Al termine dell’anno scolastico 1835-36 suor Giusta lasciava Chieri per Andezeno (borgo fra Chieri e Torino): qui continuò la sua opera di educatrice per due anni nella scuola inaugurata nell’autunno del 1834. Fedele all’obbedienza riprese il primitivo apostolato, poiché i superiori la inviarono quale assistente all’ospedale maggiore di Fossano. Dall’incarico si arguisce la stima goduta da suor Giusta: di fatto era un compito rognoso, giacché la situazione era difficile a causa di contrasti sorti fra gli amministratori laici e le suore della “Piccola Casa”. Dopo vari tentativi la nostra religiosa, giovane ma conoscitrice delle persone, ritenne preferibile ritirarsi a Torino, come avvenne nel novembre del medesimo anno. Le doti naturali, le capacità dimostrate, il savoir-faire, la naturale autorevolezza attirarono l’attenzione su di lei – certo suo malgrado – e così fu nominata Madre generale nei difficili anni (ma quando gli anni non sono difficili?) 1841-48. Con l’esempio e con la disponibilità affabile e pronta favorì il progresso della vita comunitaria.
Gli scarsi documenti archivistici disponibili ci consentono di ricordare l’apostolato nell’ospedale di Mondovì, e poi assistente della “Famiglia delle buone figlie” e della “Famiglia delle epilettiche” sempre profondendo competenza e carità verso chi ne avesse bisogno.
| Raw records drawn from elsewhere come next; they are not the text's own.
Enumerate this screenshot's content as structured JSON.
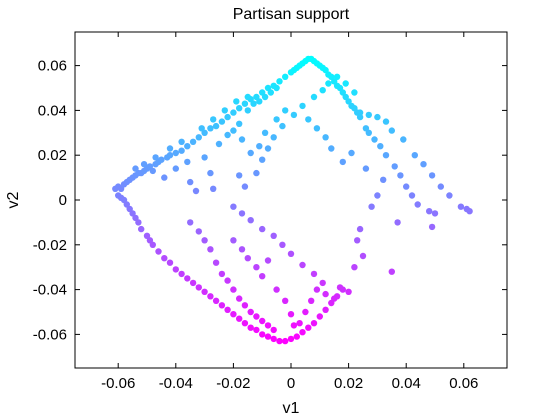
{
  "chart_data": {
    "type": "scatter",
    "title": "Partisan support",
    "xlabel": "v1",
    "ylabel": "v2",
    "xlim": [
      -0.075,
      0.075
    ],
    "ylim": [
      -0.075,
      0.075
    ],
    "xticks": [
      -0.06,
      -0.04,
      -0.02,
      0,
      0.02,
      0.04,
      0.06
    ],
    "xtick_labels": [
      "-0.06",
      "-0.04",
      "-0.02",
      "0",
      "0.02",
      "0.04",
      "0.06"
    ],
    "yticks": [
      -0.06,
      -0.04,
      -0.02,
      0,
      0.02,
      0.04,
      0.06
    ],
    "ytick_labels": [
      "-0.06",
      "-0.04",
      "-0.02",
      "0",
      "0.02",
      "0.04",
      "0.06"
    ],
    "grid": false,
    "legend": "none",
    "colormap": "cool",
    "color_low": "#ff00ff",
    "color_high": "#00ffff",
    "points": [
      [
        -0.061,
        0.005
      ],
      [
        -0.06,
        0.006
      ],
      [
        -0.059,
        0.005
      ],
      [
        -0.058,
        0.007
      ],
      [
        -0.057,
        0.008
      ],
      [
        -0.056,
        0.009
      ],
      [
        -0.055,
        0.01
      ],
      [
        -0.054,
        0.011
      ],
      [
        -0.053,
        0.012
      ],
      [
        -0.052,
        0.012
      ],
      [
        -0.051,
        0.013
      ],
      [
        -0.05,
        0.014
      ],
      [
        -0.049,
        0.015
      ],
      [
        -0.047,
        0.016
      ],
      [
        -0.046,
        0.017
      ],
      [
        -0.045,
        0.018
      ],
      [
        -0.043,
        0.019
      ],
      [
        -0.042,
        0.02
      ],
      [
        -0.04,
        0.021
      ],
      [
        -0.038,
        0.022
      ],
      [
        -0.036,
        0.024
      ],
      [
        -0.034,
        0.026
      ],
      [
        -0.032,
        0.028
      ],
      [
        -0.03,
        0.03
      ],
      [
        -0.028,
        0.032
      ],
      [
        -0.026,
        0.033
      ],
      [
        -0.024,
        0.035
      ],
      [
        -0.022,
        0.037
      ],
      [
        -0.02,
        0.039
      ],
      [
        -0.018,
        0.041
      ],
      [
        -0.016,
        0.043
      ],
      [
        -0.014,
        0.045
      ],
      [
        -0.012,
        0.046
      ],
      [
        -0.01,
        0.048
      ],
      [
        -0.008,
        0.05
      ],
      [
        -0.006,
        0.051
      ],
      [
        -0.004,
        0.053
      ],
      [
        -0.002,
        0.055
      ],
      [
        0.0,
        0.057
      ],
      [
        0.001,
        0.058
      ],
      [
        0.002,
        0.059
      ],
      [
        0.003,
        0.06
      ],
      [
        0.004,
        0.061
      ],
      [
        0.005,
        0.062
      ],
      [
        0.006,
        0.063
      ],
      [
        0.007,
        0.063
      ],
      [
        0.008,
        0.062
      ],
      [
        0.009,
        0.061
      ],
      [
        0.01,
        0.06
      ],
      [
        0.011,
        0.059
      ],
      [
        0.012,
        0.058
      ],
      [
        0.013,
        0.056
      ],
      [
        0.014,
        0.055
      ],
      [
        0.015,
        0.053
      ],
      [
        0.016,
        0.051
      ],
      [
        0.017,
        0.05
      ],
      [
        0.018,
        0.048
      ],
      [
        0.019,
        0.046
      ],
      [
        0.02,
        0.044
      ],
      [
        0.021,
        0.042
      ],
      [
        0.022,
        0.041
      ],
      [
        0.023,
        0.039
      ],
      [
        0.024,
        0.037
      ],
      [
        0.026,
        0.032
      ],
      [
        0.027,
        0.03
      ],
      [
        0.029,
        0.027
      ],
      [
        0.031,
        0.024
      ],
      [
        0.033,
        0.02
      ],
      [
        0.036,
        0.015
      ],
      [
        0.038,
        0.011
      ],
      [
        0.04,
        0.006
      ],
      [
        0.042,
        0.002
      ],
      [
        0.044,
        -0.002
      ],
      [
        0.048,
        -0.005
      ],
      [
        0.05,
        -0.006
      ],
      [
        0.055,
        0.002
      ],
      [
        0.059,
        -0.003
      ],
      [
        0.061,
        -0.004
      ],
      [
        0.062,
        -0.005
      ],
      [
        -0.06,
        0.002
      ],
      [
        -0.059,
        0.001
      ],
      [
        -0.058,
        0.0
      ],
      [
        -0.057,
        -0.002
      ],
      [
        -0.056,
        -0.004
      ],
      [
        -0.055,
        -0.006
      ],
      [
        -0.054,
        -0.008
      ],
      [
        -0.053,
        -0.01
      ],
      [
        -0.052,
        -0.013
      ],
      [
        -0.05,
        -0.016
      ],
      [
        -0.049,
        -0.018
      ],
      [
        -0.048,
        -0.02
      ],
      [
        -0.046,
        -0.023
      ],
      [
        -0.044,
        -0.026
      ],
      [
        -0.042,
        -0.028
      ],
      [
        -0.04,
        -0.031
      ],
      [
        -0.038,
        -0.033
      ],
      [
        -0.036,
        -0.035
      ],
      [
        -0.034,
        -0.037
      ],
      [
        -0.032,
        -0.039
      ],
      [
        -0.03,
        -0.041
      ],
      [
        -0.028,
        -0.043
      ],
      [
        -0.026,
        -0.045
      ],
      [
        -0.024,
        -0.047
      ],
      [
        -0.022,
        -0.049
      ],
      [
        -0.02,
        -0.051
      ],
      [
        -0.018,
        -0.053
      ],
      [
        -0.016,
        -0.055
      ],
      [
        -0.014,
        -0.057
      ],
      [
        -0.012,
        -0.058
      ],
      [
        -0.01,
        -0.06
      ],
      [
        -0.008,
        -0.061
      ],
      [
        -0.006,
        -0.062
      ],
      [
        -0.004,
        -0.063
      ],
      [
        -0.002,
        -0.063
      ],
      [
        0.0,
        -0.062
      ],
      [
        0.002,
        -0.061
      ],
      [
        0.004,
        -0.059
      ],
      [
        0.006,
        -0.057
      ],
      [
        0.008,
        -0.055
      ],
      [
        0.01,
        -0.052
      ],
      [
        0.012,
        -0.049
      ],
      [
        0.014,
        -0.046
      ],
      [
        0.016,
        -0.043
      ],
      [
        0.018,
        -0.04
      ],
      [
        -0.048,
        0.013
      ],
      [
        -0.044,
        0.01
      ],
      [
        -0.04,
        0.014
      ],
      [
        -0.036,
        0.017
      ],
      [
        -0.035,
        0.008
      ],
      [
        -0.033,
        0.004
      ],
      [
        -0.03,
        0.019
      ],
      [
        -0.028,
        0.012
      ],
      [
        -0.027,
        0.005
      ],
      [
        -0.025,
        0.025
      ],
      [
        -0.022,
        0.029
      ],
      [
        -0.02,
        0.031
      ],
      [
        -0.018,
        0.034
      ],
      [
        -0.017,
        0.027
      ],
      [
        -0.015,
        0.04
      ],
      [
        -0.013,
        0.043
      ],
      [
        -0.011,
        0.044
      ],
      [
        -0.009,
        0.046
      ],
      [
        -0.007,
        0.048
      ],
      [
        -0.005,
        0.05
      ],
      [
        -0.035,
        -0.01
      ],
      [
        -0.032,
        -0.014
      ],
      [
        -0.03,
        -0.018
      ],
      [
        -0.028,
        -0.022
      ],
      [
        -0.026,
        -0.028
      ],
      [
        -0.024,
        -0.033
      ],
      [
        -0.022,
        -0.036
      ],
      [
        -0.02,
        -0.04
      ],
      [
        -0.018,
        -0.044
      ],
      [
        -0.016,
        -0.047
      ],
      [
        -0.014,
        -0.05
      ],
      [
        -0.012,
        -0.052
      ],
      [
        -0.01,
        -0.054
      ],
      [
        -0.008,
        -0.056
      ],
      [
        -0.006,
        -0.058
      ],
      [
        0.003,
        -0.055
      ],
      [
        0.005,
        -0.05
      ],
      [
        0.007,
        -0.045
      ],
      [
        0.009,
        -0.04
      ],
      [
        0.012,
        -0.042
      ],
      [
        0.015,
        -0.044
      ],
      [
        0.017,
        -0.039
      ],
      [
        0.02,
        -0.041
      ],
      [
        0.022,
        -0.03
      ],
      [
        0.025,
        -0.025
      ],
      [
        0.035,
        -0.032
      ],
      [
        0.024,
        -0.013
      ],
      [
        0.023,
        -0.018
      ],
      [
        0.037,
        -0.01
      ],
      [
        0.049,
        -0.012
      ],
      [
        0.028,
        -0.003
      ],
      [
        0.03,
        0.002
      ],
      [
        0.032,
        0.009
      ],
      [
        0.026,
        0.014
      ],
      [
        0.021,
        0.021
      ],
      [
        -0.018,
        0.011
      ],
      [
        -0.016,
        0.006
      ],
      [
        -0.012,
        0.012
      ],
      [
        -0.01,
        0.018
      ],
      [
        -0.008,
        0.023
      ],
      [
        -0.006,
        0.028
      ],
      [
        -0.003,
        0.033
      ],
      [
        0.001,
        0.038
      ],
      [
        0.004,
        0.042
      ],
      [
        0.008,
        0.046
      ],
      [
        0.011,
        0.049
      ],
      [
        0.013,
        0.052
      ],
      [
        0.016,
        0.055
      ],
      [
        0.019,
        0.052
      ],
      [
        0.022,
        0.048
      ],
      [
        -0.02,
        -0.018
      ],
      [
        -0.017,
        -0.022
      ],
      [
        -0.015,
        -0.026
      ],
      [
        -0.012,
        -0.03
      ],
      [
        -0.01,
        -0.034
      ],
      [
        -0.008,
        -0.027
      ],
      [
        -0.005,
        -0.04
      ],
      [
        -0.002,
        -0.045
      ],
      [
        0.0,
        -0.051
      ],
      [
        0.001,
        -0.056
      ],
      [
        -0.014,
        0.021
      ],
      [
        -0.011,
        0.024
      ],
      [
        -0.009,
        0.03
      ],
      [
        -0.005,
        0.036
      ],
      [
        -0.002,
        0.04
      ],
      [
        0.006,
        0.036
      ],
      [
        0.009,
        0.032
      ],
      [
        0.012,
        0.028
      ],
      [
        0.014,
        0.023
      ],
      [
        0.018,
        0.017
      ],
      [
        -0.02,
        -0.003
      ],
      [
        -0.017,
        -0.006
      ],
      [
        -0.014,
        -0.009
      ],
      [
        -0.01,
        -0.013
      ],
      [
        -0.006,
        -0.016
      ],
      [
        -0.003,
        -0.02
      ],
      [
        0.0,
        -0.024
      ],
      [
        0.004,
        -0.029
      ],
      [
        0.008,
        -0.033
      ],
      [
        0.011,
        -0.037
      ],
      [
        0.024,
        0.039
      ],
      [
        0.027,
        0.038
      ],
      [
        0.03,
        0.037
      ],
      [
        0.033,
        0.035
      ],
      [
        0.035,
        0.031
      ],
      [
        0.039,
        0.027
      ],
      [
        0.043,
        0.02
      ],
      [
        0.046,
        0.016
      ],
      [
        0.049,
        0.011
      ],
      [
        0.052,
        0.006
      ],
      [
        -0.015,
        0.046
      ],
      [
        -0.019,
        0.044
      ],
      [
        -0.023,
        0.04
      ],
      [
        -0.027,
        0.036
      ],
      [
        -0.031,
        0.032
      ],
      [
        -0.038,
        0.026
      ],
      [
        -0.042,
        0.023
      ],
      [
        -0.047,
        0.019
      ],
      [
        -0.051,
        0.016
      ],
      [
        -0.054,
        0.014
      ]
    ]
  }
}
Nel processo ordinario informativo per la beatificazione del fondatore, canonico Giuseppe Cottolengo, celebrato negli anni 1863-73, suor Giusta fu testimone, dal momento che lo aveva conosciuto. Sessantatreenne raggiunse il mondo dei più nella “Piccola Casa” torinese il 31 gennaio 1875. Il laconico necrologio delle consorelle recita: “Donna forte, suora di gran cuore e di spirito buono”.
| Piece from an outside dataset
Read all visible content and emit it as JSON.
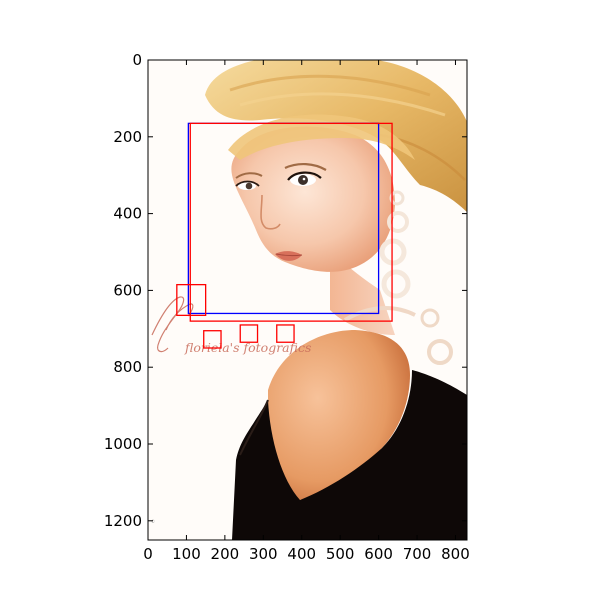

La figura e l’opera di suor Giusta possono considerarsi come la probabile punta di un iceberg di un fenomeno quanto meno diffuso nei secoli passati. Giovani che, lasciato il natìo paesello, divennero frati e monache donando la loro vita agli altri. Sì, all’inizio poteva esserci l’umano desiderio di uscire da uno stato economicamente precario, per entrare in un ceto allora rispettato e sicuro, pur nel rispetto dei tre voti, castità, povertà e obbedienza. Ma poi diventava scelta convinta e generosa.